Google+ Cinema Viewfinder: Movie Reviews: Kids for Cash (2014) and The Wind Rises (2013)

Friday, February 28, 2014

Movie Reviews: Kids for Cash (2014) and The Wind Rises (2013)

by Tony Dayoub


A first glance at Oscar weekend's new theatrical releases might be misleading. Though most of the movies look like they lack any kind of heft—whether we're talking about substance or even just plain, old entertainment value—here are two films worth your time.


The first is Kids for Cash, a documentary about a corruption scandal in Wilkes-Barre, Pennsylvania in which two judges received kickbacks for sentencing juvenile offenders to long sentences in for-profit detention centers that they both helped establish. So many of today's documentaries obviously lean toward one side or another of the particular issue they're covering, advocating for or against rather than documenting the subject at hand. What so impresses me about Kids for Cash is just how even-handed director Robert May is in his approach.

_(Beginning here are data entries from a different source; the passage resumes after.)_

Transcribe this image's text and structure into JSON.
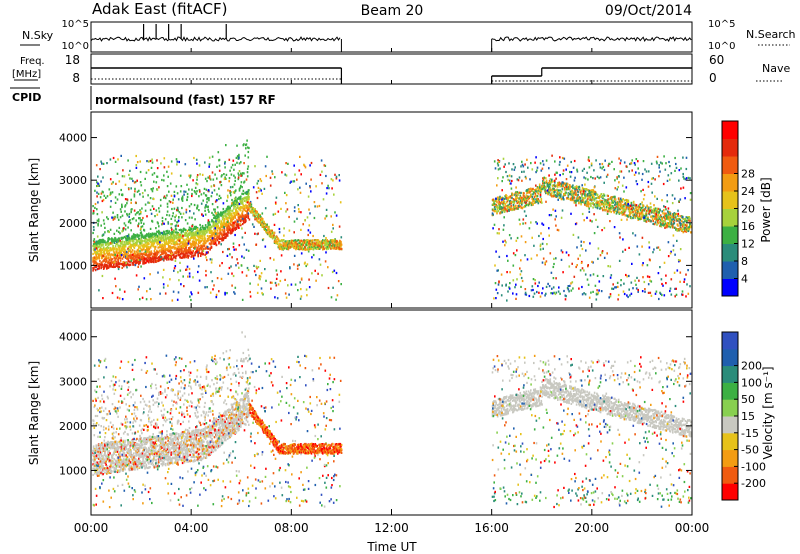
{
  "header": {
    "title": "Adak East (fitACF)",
    "beam": "Beam 20",
    "date": "09/Oct/2014"
  },
  "colors": {
    "power_scale": [
      "#0000ff",
      "#1f5fae",
      "#2a8c7a",
      "#3cb043",
      "#a7d23c",
      "#e6c21a",
      "#f39c12",
      "#f05b10",
      "#e42a0c",
      "#ff0000"
    ],
    "velocity_scale": [
      "#ff0000",
      "#f05b10",
      "#f39c12",
      "#e6c21a",
      "#c8c8c0",
      "#88d050",
      "#3cb043",
      "#2a8c7a",
      "#1f5fae",
      "#3050c0"
    ],
    "ground_scatter": "#c8c8c0"
  },
  "chart_data": [
    {
      "type": "line",
      "panel": "noise",
      "left_label": "N.Sky",
      "right_label": "N.Search",
      "left_ticks": [
        "10^5",
        "10^0"
      ],
      "right_ticks": [
        "10^5",
        "10^0"
      ],
      "data_segments": [
        [
          0,
          10
        ],
        [
          16,
          24
        ]
      ]
    },
    {
      "type": "line",
      "panel": "frequency",
      "left_label_lines": [
        "Freq.",
        "[MHz]"
      ],
      "right_label": "Nave",
      "left_ticks": [
        "18",
        "8"
      ],
      "right_ticks": [
        "60",
        "0"
      ],
      "freq_series": [
        {
          "x": [
            0,
            10
          ],
          "y": 14
        },
        {
          "x": [
            16,
            18
          ],
          "y": 10
        },
        {
          "x": [
            18,
            24
          ],
          "y": 14
        }
      ]
    },
    {
      "type": "table",
      "panel": "cpid",
      "label": "CPID",
      "program": "normalsound (fast) 157 RF"
    },
    {
      "type": "heatmap",
      "panel": "power",
      "ylabel": "Slant Range [km]",
      "ylim": [
        0,
        4600
      ],
      "y_ticks": [
        1000,
        2000,
        3000,
        4000
      ],
      "colorbar_label": "Power [dB]",
      "colorbar_ticks": [
        "4",
        "8",
        "12",
        "16",
        "20",
        "24",
        "28"
      ]
    },
    {
      "type": "heatmap",
      "panel": "velocity",
      "ylabel": "Slant Range [km]",
      "ylim": [
        0,
        4600
      ],
      "y_ticks": [
        1000,
        2000,
        3000,
        4000
      ],
      "colorbar_label": "Velocity [m s⁻¹]",
      "colorbar_ticks": [
        "-200",
        "-100",
        "-50",
        "-15",
        "15",
        "50",
        "100",
        "200"
      ]
    }
  ],
  "time_axis": {
    "label": "Time UT",
    "ticks": [
      "00:00",
      "04:00",
      "08:00",
      "12:00",
      "16:00",
      "20:00",
      "00:00"
    ],
    "range_hours": [
      0,
      24
    ]
  }
}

He interviews a broad cross-section of young men and women (and their parents) who were essentially railroaded into these centers without proper access to counsel over sometimes minor infractions. One young woman lost years of her teenage life over fighting with another student who picked on her. Another man was sent away because he was found riding a moped his parents bought for him unaware that it was stolen property. In most of these cases, the effect of their time in prison has been ruinous. And it all stems from a climate in which schools would rather implement a zero-tolerance policy than actually try to confront each student's infraction on a case-by-case basis.

May not only presents us with the victims' side of the story. He also allows the two judges, Mark Ciavarella and Michael Conahan, to defend themselves at length on camera. With little to no coaxing or editorializing, May is able to put across the infuriating outrage that the victims, their family, and even Luzerne County residents still feel today simply by allowing the interviews speak for themselves. The two judges come across as schemers out to make a buck at the expense of young lives that may never get back on track as a result of their self-serving intervention.


The Wind Rises is purportedly famed animation director Hayao Miyazaki's last picture. A lyrical and at times close to surreal depiction of the life of Jiro Horikoshi, The Wind Rises has faced some controversy since it started making the rounds of the awards circuit (it's nominated for an Academy Award). That's because its protagonist is the designer of the Mitsubishi A5M and A6M Zero, both used against us in World War II. Some have detected a certain nationalism in the film as a result of this, an assessment which may not be too far off given recent events in Japan.

Miyazaki chose Jiro for his subject as a way to also pay tribute to his father, a designer who contributed to the production of the A6M Zero. However, the tone of The Wind Rises is, if anything, elegiac. Miyazaki addresses the eventual use of Jiro's graceful planes as regrettable and appears to be equating the appropriation of his designs by the Japanese government with his desire to remain unencumbered by commercial considerations, especially after Disney co-opted his own brand Studio Ghibli for international distribution. Whatever one might read into the film, there is no doubt that The Wind Rises is a dreamy but penetrating look into a culture that continues to best be characterized today as alien.

Kids for Cash opens today in select theaters. Actress Kathy Bates will moderate a Q&A with director Robert May following the 7:15pm show at AMC Village 7, New York, NY. Here in Atlanta, GA, producer Lauren Timmons, an Atlanta native, will participate in a Q&A following tonight's and tomorrow night's 7:00pm show at AMC Phipps Plaza.